Competing magnetic interactions in spin-1/2 square lattice: hidden order in Sr$_2$VO$_4$

TL;DR

This study combines theoretical methods to reveal complex magnetic interactions and hidden order phenomena in Sr$_2$VO$_4$, suggesting a potential spin-liquid state at low temperatures.

Contribution

It uncovers a highly competing exchange interaction landscape and a strong spin-compass anisotropy, providing insights into the hidden order and magnetic properties of Sr$_2$VO$_4$.

Findings

Identified a single-stripe antiferromagnetic ground state.

Discovered strong two-site spin-compass exchange anisotropy.
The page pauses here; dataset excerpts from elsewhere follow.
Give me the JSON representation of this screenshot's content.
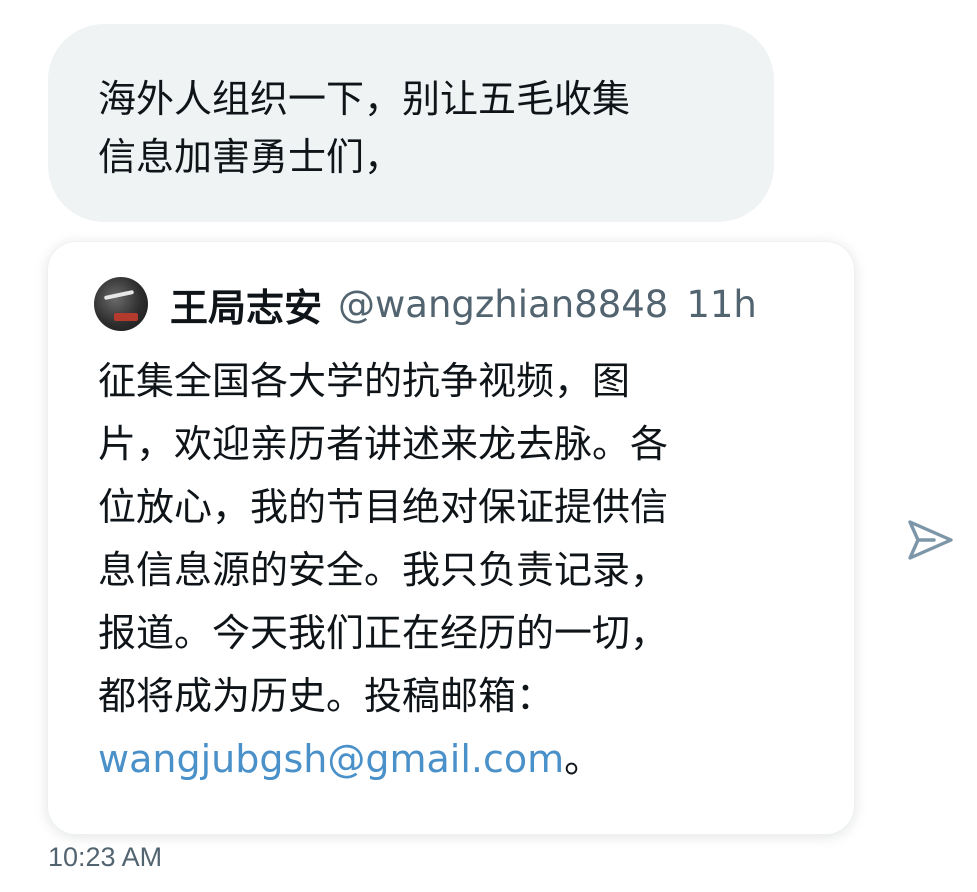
{
  "message": {
    "text_line1": "海外人组织一下，别让五毛收集",
    "text_line2": "信息加害勇士们，"
  },
  "quoted_tweet": {
    "author_name": "王局志安",
    "author_handle": "@wangzhian8848",
    "time_ago": "11h",
    "body_lines": [
      "征集全国各大学的抗争视频，图",
      "片，欢迎亲历者讲述来龙去脉。各",
      "位放心，我的节目绝对保证提供信",
      "息信息源的安全。我只负责记录，",
      "报道。今天我们正在经历的一切，",
      "都将成为历史。投稿邮箱："
    ],
    "email_link": "wangjubgsh@gmail.com",
    "body_end": "。"
  },
  "actions": {
    "share_icon": "send-icon"
  },
  "timestamp": "10:23 AM",
  "colors": {
    "bubble_bg": "#eff3f4",
    "text": "#0f1419",
    "secondary": "#536471",
    "link": "#4a90c9"
  }
}
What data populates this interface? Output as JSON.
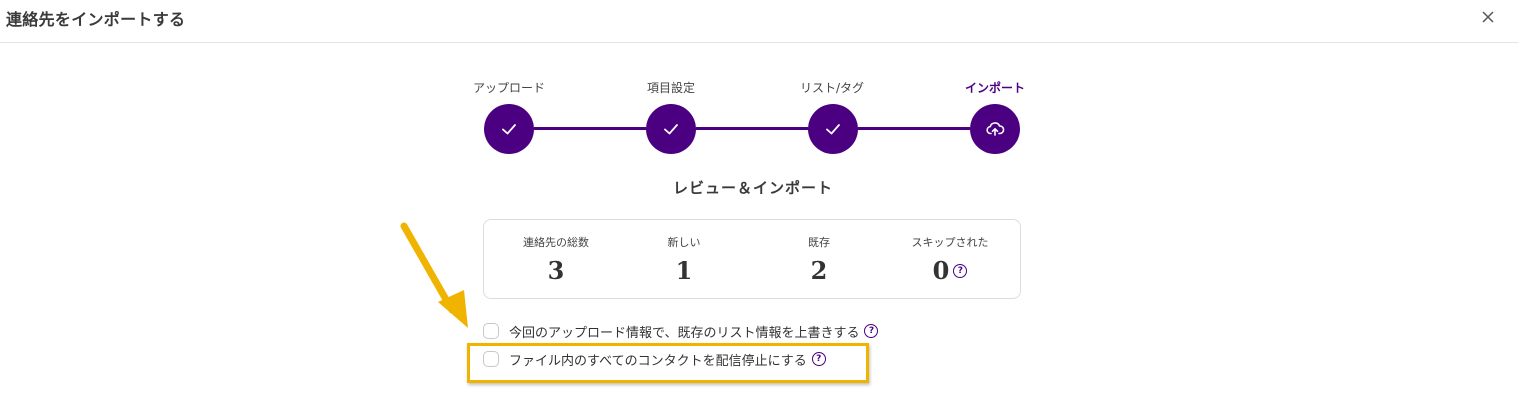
{
  "dialog": {
    "title": "連絡先をインポートする",
    "close_icon": "close-icon"
  },
  "steps": [
    {
      "label": "アップロード",
      "status": "completed",
      "icon": "check-icon"
    },
    {
      "label": "項目設定",
      "status": "completed",
      "icon": "check-icon"
    },
    {
      "label": "リスト/タグ",
      "status": "completed",
      "icon": "check-icon"
    },
    {
      "label": "インポート",
      "status": "current",
      "icon": "cloud-upload-icon"
    }
  ],
  "review": {
    "title": "レビュー＆インポート",
    "stats": [
      {
        "label": "連絡先の総数",
        "value": "3"
      },
      {
        "label": "新しい",
        "value": "1"
      },
      {
        "label": "既存",
        "value": "2"
      },
      {
        "label": "スキップされた",
        "value": "0"
      }
    ]
  },
  "options": [
    {
      "label": "今回のアップロード情報で、既存のリスト情報を上書きする",
      "checked": false
    },
    {
      "label": "ファイル内のすべてのコンタクトを配信停止にする",
      "checked": false
    }
  ],
  "help_symbol": "?",
  "colors": {
    "accent": "#4b0082",
    "annotation": "#f0b400",
    "border": "#dcdcdc"
  }
}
Proposed the possibility of a spin-liquid phase at low temperatures.

Abstract

With decreasing temperature Sr$_2$VO$_4$ undergoes two structural phase transitions, tetragonal-to-orthorhombic-to-tetragonal, without long-range magnetic order. Recent experiments suggest, that only at very low temperature Sr$_{2}$VO$_{4}$ might enter some, yet unknown, phase with long-range magnetic order, but without orthorhombic distortion. By combining relativistic density functional theory with an extended spin-1/2 compass-Heisenberg model we find an antiferromagnetic single-stripe ground state with highly competing exchange interactions, involving a non negligible inter-layer coupling, which places the system at the crossover between between the XY and Heisenberg picture. Most strikingly, we find a strong two-site "spin-compass" exchange anisotropy which is relieved by the orthorhombic distortion induced by the spin stripe order. Based on these results we discuss the origin of the hidden order phase and the possible formation of a spin-liquid at low temperatures.